The direct action of estrone on vascular tissue involves genomic and non-genomic actions

RAUSCHEMBERGER M. BELÉN; SELLES JUANA; MASSHEIMER VIRGINIA

LIFE SCIENCES

Elsevier

Año: 2008 vol. 82 p. 115 - 123

0024-3205

A two step model mechanism of steroid action has been recently postulated. In this study, we test the hypothesis that, the biochemical action of estrone (E1) on vascular tissue could be performed via genomic and non genomic actions. Rat aortic rings or vascular smooth muscle cell cultures (VSMC) were used to test the effect of the hormone on nitric oxide (NO) production, protein kinases activities and cell proliferation. Our data showed that Estrone increased NO synthesis between 30 seconds and 20 minutes treatment, and this stimulatory effect was dependent on MAPK cascade activation, since it was prevented in the presence of a MAPK inhibitor (PD98059).
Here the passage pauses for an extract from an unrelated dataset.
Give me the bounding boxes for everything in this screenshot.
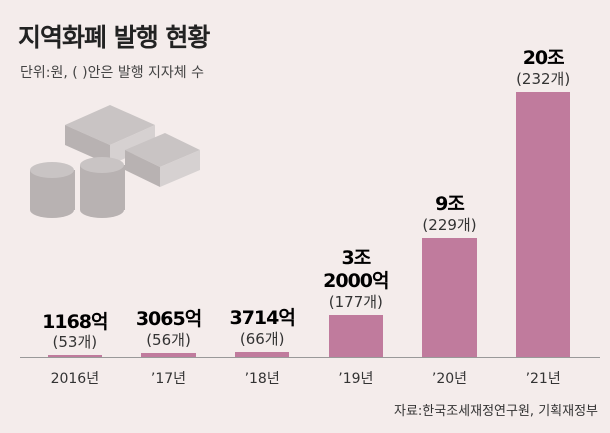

Using a phosphorylation assay, we also showed that E1 significantly increased MAPK activity. The effect of the hormone on PKC activity was measured in concentrations and time course studies. Direct treatment of rat aortic homogenates with E1 significantly enhanced PKC activity (1 – 10 fold increase, p<0.01) at all concentrations (1; 10; 50 nM) and time tested (1 – 10 minutes). We demonstrated that 24 hs of E1 treatment markedly increased VSMC proliferation (53 % above control), and this effect was suppressed by a PKC inhibitor.  The rapid and the long term effects of the hormone were completely suppressed in the presence of an estradiol receptor antagonist (ICI182780). In summary, we provided evidence that, the steroid exerts both non- genomic and genomic actions,  the former associated with MAPK kinase dependent on NO production, and the latter related with induction of VSMC proliferation involving PKC pathway activation.